Pelimeni
This method you can use to make pelmeni, vareniki or pirogies. They are all quite similar and the slight variations are mostly in the filling. For the dough you will need 1lb flour, two large eggs, ⅓ pint water, 1 tsp oil and ½ tsp salt. Put the flour in a bowl and make a dip in the top. Add the eggs, water, oil and salt and mix it all together to an elastic dough. Then let it rest for 30 minutes.

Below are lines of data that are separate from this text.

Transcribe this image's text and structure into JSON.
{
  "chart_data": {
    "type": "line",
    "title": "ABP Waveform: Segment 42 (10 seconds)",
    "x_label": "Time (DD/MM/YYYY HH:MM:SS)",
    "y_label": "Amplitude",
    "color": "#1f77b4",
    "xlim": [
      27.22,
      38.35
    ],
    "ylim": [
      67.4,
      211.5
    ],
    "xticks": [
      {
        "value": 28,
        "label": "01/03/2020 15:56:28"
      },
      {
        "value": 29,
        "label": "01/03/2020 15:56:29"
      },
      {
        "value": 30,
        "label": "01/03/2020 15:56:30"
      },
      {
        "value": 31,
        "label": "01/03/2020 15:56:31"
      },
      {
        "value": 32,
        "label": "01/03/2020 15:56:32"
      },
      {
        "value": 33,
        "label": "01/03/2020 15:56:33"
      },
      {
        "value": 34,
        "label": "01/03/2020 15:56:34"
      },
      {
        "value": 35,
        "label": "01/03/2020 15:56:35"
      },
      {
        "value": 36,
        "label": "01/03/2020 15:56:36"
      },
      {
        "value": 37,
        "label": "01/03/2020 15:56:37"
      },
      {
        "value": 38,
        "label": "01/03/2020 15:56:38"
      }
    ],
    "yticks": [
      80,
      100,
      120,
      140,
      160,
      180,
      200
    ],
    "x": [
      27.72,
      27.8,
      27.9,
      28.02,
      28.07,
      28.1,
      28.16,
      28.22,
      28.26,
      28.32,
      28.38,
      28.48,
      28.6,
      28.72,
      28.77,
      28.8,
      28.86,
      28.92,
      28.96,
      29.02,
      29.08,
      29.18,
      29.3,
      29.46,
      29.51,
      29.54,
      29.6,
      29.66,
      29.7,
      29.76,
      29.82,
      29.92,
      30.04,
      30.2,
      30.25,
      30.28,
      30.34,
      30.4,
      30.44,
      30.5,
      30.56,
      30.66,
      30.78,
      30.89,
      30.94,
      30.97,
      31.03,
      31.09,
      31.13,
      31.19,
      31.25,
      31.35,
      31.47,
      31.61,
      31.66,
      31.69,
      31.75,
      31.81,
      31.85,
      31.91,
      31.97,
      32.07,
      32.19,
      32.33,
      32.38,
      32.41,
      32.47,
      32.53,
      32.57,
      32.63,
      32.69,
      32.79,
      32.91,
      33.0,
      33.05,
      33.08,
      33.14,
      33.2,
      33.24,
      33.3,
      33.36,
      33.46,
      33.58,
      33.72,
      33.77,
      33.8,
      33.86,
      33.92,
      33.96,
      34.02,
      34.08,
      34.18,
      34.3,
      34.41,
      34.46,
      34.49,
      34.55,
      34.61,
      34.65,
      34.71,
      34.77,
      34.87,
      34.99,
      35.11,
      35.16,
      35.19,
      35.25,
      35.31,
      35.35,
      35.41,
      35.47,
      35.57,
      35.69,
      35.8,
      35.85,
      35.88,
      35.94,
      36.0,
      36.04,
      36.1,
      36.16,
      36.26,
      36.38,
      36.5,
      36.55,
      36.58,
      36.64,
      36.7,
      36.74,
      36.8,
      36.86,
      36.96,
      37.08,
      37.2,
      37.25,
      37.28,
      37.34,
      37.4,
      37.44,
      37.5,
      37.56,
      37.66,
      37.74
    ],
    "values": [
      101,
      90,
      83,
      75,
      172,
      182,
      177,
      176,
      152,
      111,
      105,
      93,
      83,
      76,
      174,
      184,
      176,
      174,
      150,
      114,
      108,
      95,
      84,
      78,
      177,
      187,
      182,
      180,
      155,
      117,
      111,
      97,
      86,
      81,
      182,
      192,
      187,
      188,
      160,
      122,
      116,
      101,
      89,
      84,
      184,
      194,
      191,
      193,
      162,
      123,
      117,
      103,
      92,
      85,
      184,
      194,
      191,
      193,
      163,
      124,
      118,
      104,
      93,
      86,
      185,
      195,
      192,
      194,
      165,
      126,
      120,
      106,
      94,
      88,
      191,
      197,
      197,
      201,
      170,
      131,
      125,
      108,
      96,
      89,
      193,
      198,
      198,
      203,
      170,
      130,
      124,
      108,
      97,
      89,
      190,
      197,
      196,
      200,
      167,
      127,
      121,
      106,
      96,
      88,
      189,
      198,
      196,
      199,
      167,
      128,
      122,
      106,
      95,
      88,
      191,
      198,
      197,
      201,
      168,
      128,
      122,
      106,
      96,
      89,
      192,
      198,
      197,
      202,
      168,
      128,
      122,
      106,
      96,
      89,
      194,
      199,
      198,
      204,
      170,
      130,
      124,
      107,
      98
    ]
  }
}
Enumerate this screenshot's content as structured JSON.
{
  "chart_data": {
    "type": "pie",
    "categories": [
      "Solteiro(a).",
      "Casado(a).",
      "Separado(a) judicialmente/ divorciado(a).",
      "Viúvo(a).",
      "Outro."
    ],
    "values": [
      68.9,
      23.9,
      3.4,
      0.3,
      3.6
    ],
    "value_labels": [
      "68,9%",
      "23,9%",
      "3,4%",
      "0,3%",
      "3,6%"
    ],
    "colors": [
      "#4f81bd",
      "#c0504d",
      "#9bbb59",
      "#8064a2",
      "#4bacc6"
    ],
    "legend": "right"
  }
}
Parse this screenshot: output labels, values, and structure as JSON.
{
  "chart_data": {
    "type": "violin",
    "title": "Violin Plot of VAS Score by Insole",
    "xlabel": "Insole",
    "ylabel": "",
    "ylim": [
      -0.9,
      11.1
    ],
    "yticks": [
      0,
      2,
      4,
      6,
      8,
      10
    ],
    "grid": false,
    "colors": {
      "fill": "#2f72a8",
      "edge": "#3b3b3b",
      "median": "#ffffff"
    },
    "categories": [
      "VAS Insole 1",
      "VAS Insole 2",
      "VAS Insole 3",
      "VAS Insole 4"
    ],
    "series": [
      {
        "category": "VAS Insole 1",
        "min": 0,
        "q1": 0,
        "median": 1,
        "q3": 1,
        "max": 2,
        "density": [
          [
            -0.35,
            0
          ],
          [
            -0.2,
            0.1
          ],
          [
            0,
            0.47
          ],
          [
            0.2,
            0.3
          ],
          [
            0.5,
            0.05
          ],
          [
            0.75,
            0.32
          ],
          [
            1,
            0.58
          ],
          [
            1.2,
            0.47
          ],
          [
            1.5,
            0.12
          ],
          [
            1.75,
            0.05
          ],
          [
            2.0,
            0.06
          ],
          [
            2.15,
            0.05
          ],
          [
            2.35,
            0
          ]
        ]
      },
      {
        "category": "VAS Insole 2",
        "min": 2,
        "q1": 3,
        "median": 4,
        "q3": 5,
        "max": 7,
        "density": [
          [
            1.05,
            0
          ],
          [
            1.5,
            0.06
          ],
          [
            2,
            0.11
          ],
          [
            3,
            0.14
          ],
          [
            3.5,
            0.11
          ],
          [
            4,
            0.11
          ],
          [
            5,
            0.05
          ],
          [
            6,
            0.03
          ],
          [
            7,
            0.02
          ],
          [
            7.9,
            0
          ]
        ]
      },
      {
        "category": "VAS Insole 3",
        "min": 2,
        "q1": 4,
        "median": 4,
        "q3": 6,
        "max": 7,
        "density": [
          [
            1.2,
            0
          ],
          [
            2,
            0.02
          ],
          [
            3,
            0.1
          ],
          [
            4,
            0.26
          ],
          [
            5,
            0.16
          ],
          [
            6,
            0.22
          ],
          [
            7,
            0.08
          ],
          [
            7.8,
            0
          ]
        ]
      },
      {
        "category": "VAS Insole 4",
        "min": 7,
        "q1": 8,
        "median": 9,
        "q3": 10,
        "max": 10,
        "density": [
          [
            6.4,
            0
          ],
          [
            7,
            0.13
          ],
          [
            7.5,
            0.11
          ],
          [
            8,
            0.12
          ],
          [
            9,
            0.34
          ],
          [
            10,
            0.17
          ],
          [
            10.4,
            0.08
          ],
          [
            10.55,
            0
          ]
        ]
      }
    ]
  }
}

For the filling you will need 10-12 oz of ground pork and beef. The ratio is up to you but 3-1 pork- beef is a good mix, then 1 tbsp soft butter, 1tbsp cream, an egg, one grated onion, 1 crushed clove of garlic and salt and pepper. Mix it all together and put it to one side. Now take the dough and cut it into several pieces. Roll it out and use a glass or a pastry form to cut circles. Use a teaspoon to scoop the filling onto half of each circle. Fold the pastry over the filling and press it closed with your fingers. Then fold up each semicircle by pressing the ends together so that the pelmeni stand up. If you are making pirogi you don’t need the second fold.
Bring some salt water to the boil and let the pelmeni cook for 10 minutes. Makes sure they don’t stick to the bottom of the pot by stirring them regularly. Then pour off the water and mix them with a little butter.
They can be served with dripping or with a special vinegar sauce.
Take 3 tbsp vinegar and mix it with ⅓ pint water. Grind enough pepper onto the mixture that the surface of the liquid is black. Mix it thoroughly and drizzle it over the pelmeni- but don’t use too much or you won’t taste anything else!